Everyone keeps asking if the marathon was fun, and that’s a tough question to answer. Because running for more than five hours isn’t fun. And miles 14 through 17 were the exact opposite of fun. I don’t think I could describe the day in one word. So I’ll do a re-cap.
I left the apartment at 6:00 and hopped on the subway. At each station, more and more runners got on, giving each other nervous smiles. I chatted with a lovely woman from Toronto. After the subway, I got on the Staten Island Ferry, which was filled with runners. If you could have harnessed the collective nervous energy of the thousands of runners, you could probably power the whole city for a day. I am very glad I was assigned to the Ferry; it was a cool way to head to the race, watching the sun rise over Brooklyn and the Verrazano Narrows come into view. As we lined up to take the buses to the start, the Statue of Liberty was right there. No matter how many times I see her, she’s still awe inspiring.
The scene at Ft. Wadsworth was one of controlled chaos – 45,000 runners being herded by thousands of polite, cheerful, enthusiastic volunteers. I’m still amazed at how everything went off like clockwork. The cannon for the first wave fired at exactly 9:40, and the cannon for my wave fired at exactly 10:10.
I was assigned to the last corral of the second wave, so I was at the very back of the pack at the start, which was just fine. I'd heard that the front was like a running mosh pit, and given my tendency to panic in crowds, I was glad for the breathing room. I was even happier to be at the back while running across the bridge. The view from the bridge was spectacular – all of New York was laid out in the distance. A cruise ship had just come into the harbor under the bridge, and two cargo ships were lined up to leave. One of the Fire Department fire boats was right beneath us, spraying huge fountains of water. For a brief moment, I regretted not having a camera with me, but then I realized that no picture could ever accurately and fully capture the scene, so I drank it in as a ran.
Running through Brooklyn was really cool. The different neighborhoods turned out in full force to cheer us on. At some points, there were so many spectators lining the streets that it was like running through a tunnel of sound. The Williamsburg section was a bit surreal. A large number of Orthodox Jews live there, and they were out watching – the men with their black hats and ear curls, the women with their long dresses and hats – but they were silent. The little kids, though, were going nuts. It was just such a contrast after the noise of Park Slope.
Turning on to First Avenue after the death march on the 59th Street Bridge was a life saver for me. The mass of sheer humanity moving northward, both the runners and and the spectators, was an incredible sight – bobbing heads as far as I could see.
Several times during the race, I ran behind groups from Achilles International, and they were just inspiring. One group was escorting a blind runner – with one guide holding on to a tether and three guides keeping the path clear for him. I also saw Achilles International guides escorting wheelchair and amputee athletes. One group was running with a man who was blind and deaf – it was his 13th NYC Marathon. I saw him at mile 24, so I think it’s safe to assume he completed his 14th. This is group I want to be involved with. Being able to share my love of running with others who otherwise might not be able to run races would be a wonderful way to run.
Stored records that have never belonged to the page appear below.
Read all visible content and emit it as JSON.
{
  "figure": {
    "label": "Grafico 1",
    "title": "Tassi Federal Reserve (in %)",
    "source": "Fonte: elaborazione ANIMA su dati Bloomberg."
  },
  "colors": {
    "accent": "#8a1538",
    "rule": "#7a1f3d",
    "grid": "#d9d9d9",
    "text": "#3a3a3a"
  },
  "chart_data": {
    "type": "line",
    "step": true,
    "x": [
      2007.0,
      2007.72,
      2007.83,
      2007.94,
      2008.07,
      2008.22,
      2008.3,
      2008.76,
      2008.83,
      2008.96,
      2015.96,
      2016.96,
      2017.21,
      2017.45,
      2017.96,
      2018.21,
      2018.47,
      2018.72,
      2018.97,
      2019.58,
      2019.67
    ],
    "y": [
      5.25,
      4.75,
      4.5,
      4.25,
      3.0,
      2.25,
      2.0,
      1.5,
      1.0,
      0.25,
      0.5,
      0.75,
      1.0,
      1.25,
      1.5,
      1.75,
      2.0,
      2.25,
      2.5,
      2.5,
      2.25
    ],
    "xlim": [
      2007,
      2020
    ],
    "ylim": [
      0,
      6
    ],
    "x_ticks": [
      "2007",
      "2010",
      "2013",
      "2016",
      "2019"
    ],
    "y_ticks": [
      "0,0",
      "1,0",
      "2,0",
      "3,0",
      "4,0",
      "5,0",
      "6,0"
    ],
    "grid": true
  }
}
As I was running through the Park, at about mile 25, my aunt and uncle spotted me. Seeing them was a much-needed boost at that point. As was giving two little girls high-fives on Central Park South.
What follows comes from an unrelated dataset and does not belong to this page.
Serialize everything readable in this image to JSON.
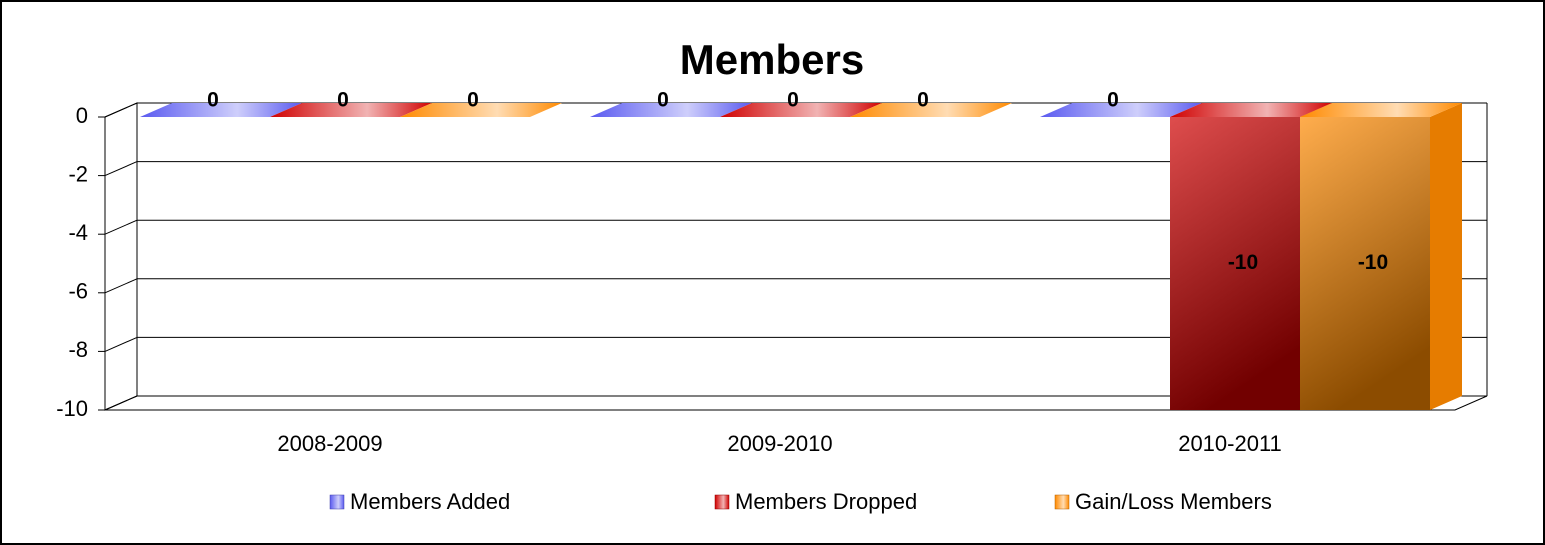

Finishing the race was such a joy and a relief. All the months of work and worrying and planning had paid off, even if my time was slow. When the volunteer hung my medal around my neck, I gave her the biggest hug and started crying for real. She gave me a hug back and got me moving again, which was a good thing. I really, really wanted to sit down.
I had arranged to meet Heidi and Lisa, my good friends and pit crew, at the steps of the Natural History Museum, and as I staggered up the hill from the Park to the Museum, I kept repeating, out loud, “Please let them be there. Please let them be there.” And the were – jumping up and down and cheering for me. I got all teary again.
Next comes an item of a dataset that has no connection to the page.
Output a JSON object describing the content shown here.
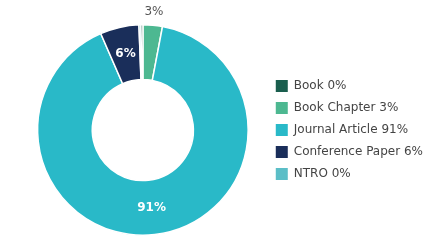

When we got back to the apartment, I found a banner made by our neighbors and their kids. They had sent it along with Heidi and Lisa, who had hung it up while I was running. This is my favorite part of the banner.
Monday morning, I went to the marathon store and splurged on a finisher’s jacket and shirt. I wore the jacket for the rest of the trip, but I did take off the medal.
I could go on and on about the marathon, but I’m sure bored everyone to tears at this point. So I’ll end with another heart-felt thank you to everyone for all of your e-mails, comments and texts of encouragement, support and congratulations. They really did make a difference.